Caching issue caused API timeouts and 500 errors for approximately 4 hours

Incident Report for Open Exchange Rates

Resolved

This issue began at around midnight UTC on the 17th March, and was resolved at approximately 4am UTC, with full service restored by 4.45am.

This was an uncharacteristic outage, triggered by a spike in requests occurring shortly after midnight UTC, combined with an unforeseen issue with AWS ElastiCache, which led to critically high database connections and CPU utilisation. At this point, clients began receiving timeouts, and began retrying their requests at a high frequency, which further multiplied the issue [1].

By this stage, our auto-scaling infrastructure was not able to mitigate the issue and manual intervention was required. After investigating to ascertain the root causes, we rolled out a temporary solution which resolved the immediate bottlenecks. This included temporarily switching off API usage logging, and doubling our overall database capacity (logging has since been restored and clients' usage statistics are fully up-to-date).

We then worked to identify, implement and deploy a number of long-term solutions and caching improvements in response to the events that directly preceded this outage and the specific failures that they triggered, and we continued to monitor throughout the day. We are confident that the improvements we have made today will prevent this issue from happening again.

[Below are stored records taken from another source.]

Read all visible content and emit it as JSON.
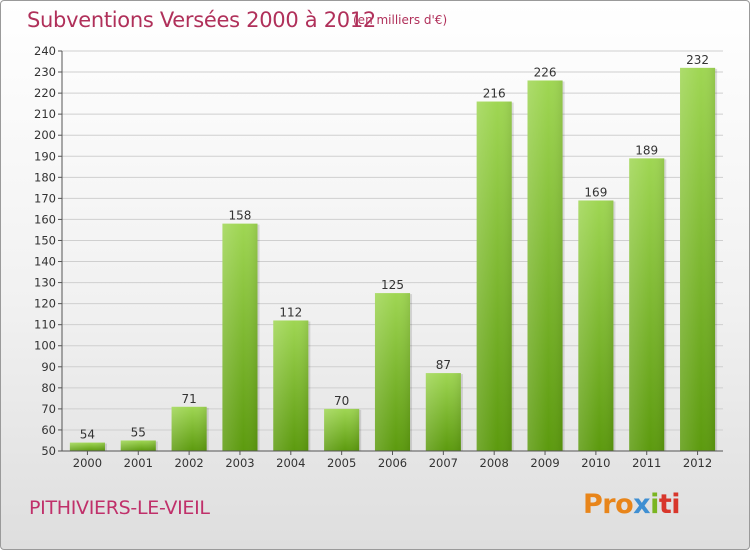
{
  "title": "Subventions Versées 2000 à 2012",
  "subtitle": "(en milliers d'€)",
  "commune": "PITHIVIERS-LE-VIEIL",
  "logo": {
    "text": "Proxiti",
    "parts": [
      "Pro",
      "x",
      "i",
      "ti"
    ]
  },
  "colors": {
    "title": "#b0305a",
    "bar_top": "#9bd24e",
    "bar_bottom": "#5f9e10",
    "grid": "#cfcfcf"
  },
  "chart_data": {
    "type": "bar",
    "title": "Subventions Versées 2000 à 2012",
    "subtitle": "(en milliers d'€)",
    "categories": [
      "2000",
      "2001",
      "2002",
      "2003",
      "2004",
      "2005",
      "2006",
      "2007",
      "2008",
      "2009",
      "2010",
      "2011",
      "2012"
    ],
    "values": [
      54,
      55,
      71,
      158,
      112,
      70,
      125,
      87,
      216,
      226,
      169,
      189,
      232
    ],
    "ylim": [
      50,
      240
    ],
    "ytick_step": 10,
    "grid": true,
    "data_labels": true
  }
}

We sincerely apologise for any inconvenience this outage may have caused you.

Please don't hesitate to contact us at support@openexchangerates.org with any questions, comments or concerns about this incident.

Kind regards,

– Open Exchange Rates Team

[1] Retrying failed requests is a common integration practice, although we strongly recommend waiting at least 1 second in between retries to maximise the chance of a successful response.

Posted Mar 17, 2017 - 19:15 UTC

Monitoring

We have resolved the immediate issue and API service has returned to normal. We are continuing to monitor and apologise for any inconvenience caused.

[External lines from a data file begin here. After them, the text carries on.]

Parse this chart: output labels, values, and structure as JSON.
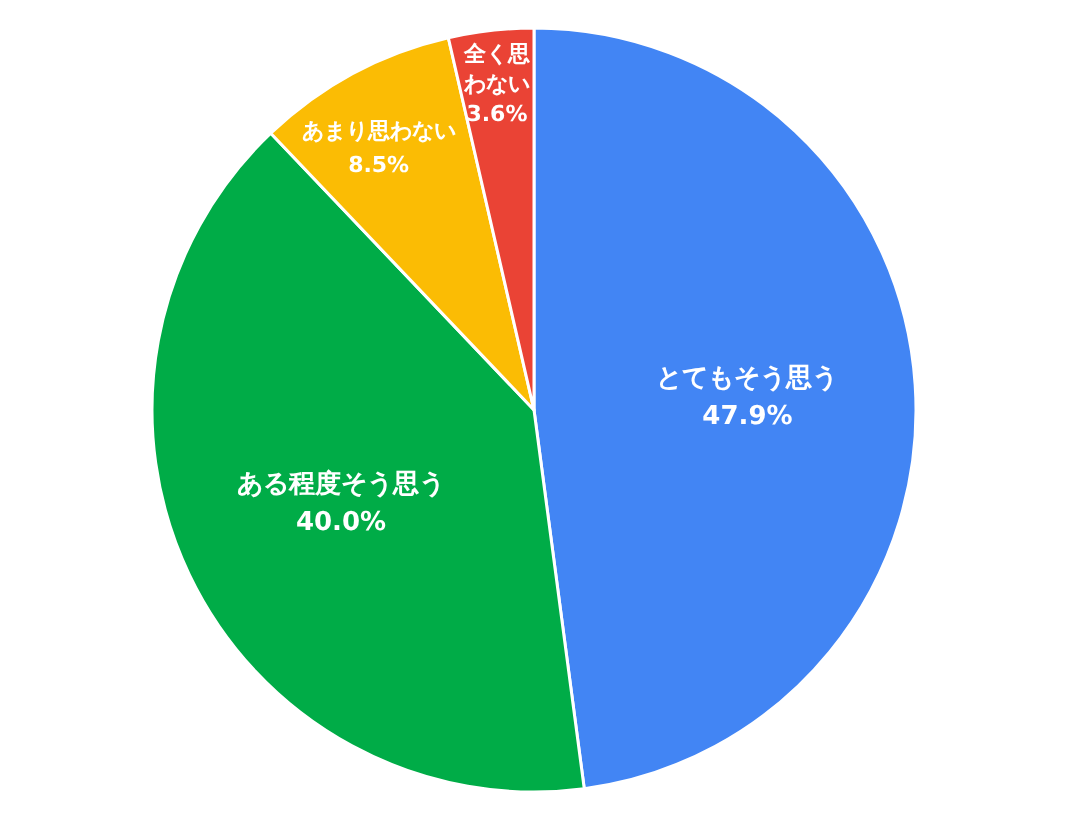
{
  "chart_data": {
    "type": "pie",
    "categories": [
      "とてもそう思う",
      "ある程度そう思う",
      "あまり思わない",
      "全く思わない"
    ],
    "values": [
      47.9,
      40.0,
      8.5,
      3.6
    ],
    "colors": [
      "#4285f4",
      "#00ac47",
      "#fbbc04",
      "#ea4335"
    ],
    "value_labels": [
      "47.9%",
      "40.0%",
      "8.5%",
      "3.6%"
    ]
  }
}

Posted Mar 17, 2017 - 04:38 UTC

Update

We have identified an issue in our AWS caching infrastructure which began at approximately 00:00 UTC on March 17th and caused a large volume of 500 errors and timeouts on API requests. We have performed a number of maintenance procedures to stabilise the issue and are now working to implement a solution.

Posted Mar 17, 2017 - 04:21 UTC

Identified

We are looking into an API platform issue, which is causing intermittent timeouts and 500 errors for API clients. We will update as soon as we have any further information.

Posted Mar 17, 2017 - 02:33 UTC